Sioux City mom angry over youth transgender law in Iowa, impact it has on daughter
"The idea that she will have to stop her meds and then possibly restart is traumatic." Imagine having to tell your child they have to stop being who they are. That is the reality for Jessica Nutz after the Iowa Legislature passed a ban on transgender therapy for those under the age of 18.
"She's been through a lot to get to this point to get to this decision." Jessica's 17-year-old daughter came out as transgender two years ago. She began hormone therapy in August. "By being on the medication, it's preventing a lot of the typical male characteristics and I know that her biggest fear is as soon as she goes off those are all going to start back up again."
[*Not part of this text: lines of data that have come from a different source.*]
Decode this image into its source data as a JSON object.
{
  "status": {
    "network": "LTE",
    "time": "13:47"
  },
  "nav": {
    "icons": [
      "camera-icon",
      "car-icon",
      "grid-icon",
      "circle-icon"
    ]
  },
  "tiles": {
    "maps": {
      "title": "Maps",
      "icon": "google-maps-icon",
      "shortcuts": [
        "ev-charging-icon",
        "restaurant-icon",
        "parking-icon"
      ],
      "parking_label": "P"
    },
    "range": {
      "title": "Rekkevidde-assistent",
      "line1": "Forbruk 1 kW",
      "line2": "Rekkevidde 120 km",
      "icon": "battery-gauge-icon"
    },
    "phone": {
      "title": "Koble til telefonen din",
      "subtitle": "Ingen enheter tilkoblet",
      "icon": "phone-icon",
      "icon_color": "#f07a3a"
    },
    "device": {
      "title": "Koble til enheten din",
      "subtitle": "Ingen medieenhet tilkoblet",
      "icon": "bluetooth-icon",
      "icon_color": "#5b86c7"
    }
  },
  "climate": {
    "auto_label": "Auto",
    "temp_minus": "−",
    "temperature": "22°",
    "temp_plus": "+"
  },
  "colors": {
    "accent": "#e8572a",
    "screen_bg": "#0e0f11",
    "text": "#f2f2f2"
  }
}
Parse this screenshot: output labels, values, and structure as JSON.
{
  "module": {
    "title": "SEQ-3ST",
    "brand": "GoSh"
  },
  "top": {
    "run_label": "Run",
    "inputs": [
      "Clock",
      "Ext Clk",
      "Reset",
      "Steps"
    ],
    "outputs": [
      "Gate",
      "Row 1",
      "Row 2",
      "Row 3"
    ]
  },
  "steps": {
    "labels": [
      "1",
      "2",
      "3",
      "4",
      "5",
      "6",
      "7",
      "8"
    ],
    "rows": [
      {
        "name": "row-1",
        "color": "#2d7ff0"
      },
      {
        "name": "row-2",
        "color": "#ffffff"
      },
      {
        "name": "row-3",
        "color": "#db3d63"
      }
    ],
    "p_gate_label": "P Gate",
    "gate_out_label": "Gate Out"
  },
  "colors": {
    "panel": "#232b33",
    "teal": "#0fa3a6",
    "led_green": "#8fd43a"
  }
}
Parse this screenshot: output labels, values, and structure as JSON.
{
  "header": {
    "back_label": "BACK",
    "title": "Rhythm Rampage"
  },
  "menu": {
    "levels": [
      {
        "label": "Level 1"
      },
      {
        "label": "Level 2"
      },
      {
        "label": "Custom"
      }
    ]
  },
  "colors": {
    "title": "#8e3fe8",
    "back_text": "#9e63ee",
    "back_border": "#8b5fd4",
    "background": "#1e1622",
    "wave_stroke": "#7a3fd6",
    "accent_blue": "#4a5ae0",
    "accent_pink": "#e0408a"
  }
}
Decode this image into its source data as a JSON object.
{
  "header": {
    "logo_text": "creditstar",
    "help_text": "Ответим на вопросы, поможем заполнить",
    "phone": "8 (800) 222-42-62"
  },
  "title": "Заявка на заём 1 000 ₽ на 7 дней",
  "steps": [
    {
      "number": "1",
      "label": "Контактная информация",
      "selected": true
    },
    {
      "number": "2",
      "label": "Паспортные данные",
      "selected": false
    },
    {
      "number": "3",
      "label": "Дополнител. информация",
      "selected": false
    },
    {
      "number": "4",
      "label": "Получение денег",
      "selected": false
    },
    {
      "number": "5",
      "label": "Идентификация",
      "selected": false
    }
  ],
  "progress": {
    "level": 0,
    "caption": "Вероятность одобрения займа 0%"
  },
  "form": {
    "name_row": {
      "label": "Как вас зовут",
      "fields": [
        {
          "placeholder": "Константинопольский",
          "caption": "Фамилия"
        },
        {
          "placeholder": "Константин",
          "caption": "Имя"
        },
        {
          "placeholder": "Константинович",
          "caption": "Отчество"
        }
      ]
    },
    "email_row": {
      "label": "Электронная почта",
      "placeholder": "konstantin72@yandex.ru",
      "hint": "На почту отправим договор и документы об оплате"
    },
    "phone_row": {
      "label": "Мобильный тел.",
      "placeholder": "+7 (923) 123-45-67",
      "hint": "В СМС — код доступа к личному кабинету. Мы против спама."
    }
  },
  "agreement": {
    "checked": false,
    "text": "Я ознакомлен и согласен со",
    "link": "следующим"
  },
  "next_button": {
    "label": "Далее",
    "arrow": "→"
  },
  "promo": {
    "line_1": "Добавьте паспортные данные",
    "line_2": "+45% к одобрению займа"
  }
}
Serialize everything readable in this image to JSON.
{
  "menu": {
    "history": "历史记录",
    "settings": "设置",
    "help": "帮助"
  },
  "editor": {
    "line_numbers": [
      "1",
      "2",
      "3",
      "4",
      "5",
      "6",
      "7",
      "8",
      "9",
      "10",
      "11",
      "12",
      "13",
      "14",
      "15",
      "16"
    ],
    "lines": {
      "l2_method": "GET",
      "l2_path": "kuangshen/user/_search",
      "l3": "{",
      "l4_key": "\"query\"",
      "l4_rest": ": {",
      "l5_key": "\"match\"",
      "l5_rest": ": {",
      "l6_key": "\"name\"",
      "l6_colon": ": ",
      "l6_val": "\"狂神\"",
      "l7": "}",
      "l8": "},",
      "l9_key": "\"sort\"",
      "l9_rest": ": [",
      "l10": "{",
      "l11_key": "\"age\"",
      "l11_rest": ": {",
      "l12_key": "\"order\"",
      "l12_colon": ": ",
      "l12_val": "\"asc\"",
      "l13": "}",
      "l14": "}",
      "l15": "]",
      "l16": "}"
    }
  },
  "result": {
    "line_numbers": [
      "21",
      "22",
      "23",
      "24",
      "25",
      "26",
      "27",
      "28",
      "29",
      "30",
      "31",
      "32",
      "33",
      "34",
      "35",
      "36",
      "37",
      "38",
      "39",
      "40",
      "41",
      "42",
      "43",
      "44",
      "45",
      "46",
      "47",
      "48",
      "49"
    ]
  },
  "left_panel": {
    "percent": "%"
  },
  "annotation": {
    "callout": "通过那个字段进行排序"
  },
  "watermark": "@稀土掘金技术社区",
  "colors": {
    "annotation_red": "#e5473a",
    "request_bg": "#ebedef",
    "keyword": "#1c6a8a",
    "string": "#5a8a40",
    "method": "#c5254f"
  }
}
Her daughter did a year of therapy before beginning hormone treatment. Mental health she says is a big aspect of beginning treatment and being transgender.
"The number one group that commits suicide, that not just attempts, achieves suicide are transgender youth." Now she's worried this new law will harm transgender youth statewide.
"Within one year of working and being on medication and being with a therapist, a transgender youth is 70% less likely to commit suicide." Nutz has seen a transformation in her daughter since she not only came out to her family but began hormone therapy.
"The changes I've seen in her from working with her therapists from her coming out. It's amazing. You know, she's more open of a person, she's more outgoing. Now that she knows who she is and that she can be who she is, the impact this is going to have on their mental health now," she said. "We don't have the resources in Iowa."
READ MORE: Gov. Reynolds OK's gender-affirming care ban for minors, says it's 'best for Iowa kids'
Her daughter turns 18 in July. Other Iowa families with transgender youth have a much longer fight ahead for their children.
"These are just kids they're learning who they are and you have to support them. And so much is going on in their body right now. That if you can pause by taking a pill until they are for sure. If they were to change their mind. Okay, fine, her puberty would just restart and go back and start growing the facial hair and start getting the Adam's Apple again," Nutz said. "You know, they're just learning and all they need is love. They don't need any more hate. There's so much hate. And there's so much anger in the world right now."
Nutz believes our state leaders didn't truly listen to families who would be impacted by this law. "They don't understand that process. It's not just you can't just go to the doctor and be like, hey, so my kid thinks that he's a she. So here let's get a prescription the same day. It's not like that. It's all a process. And she's an individual. She knows who she is. She knows who she wants to be. And to have somebody come into our lives to say nope, sorry. You really don't know who you are. Is difficult."
She just wants her daughter to be able to live the life she dreams of. Even if that means leaving Iowa all together.
South Dakota has already banned gender-affirming care for those under 18 and Nebraska has a bill moving through the unicameral now that would do the same.
"There's enough hate. You don't need to add any more."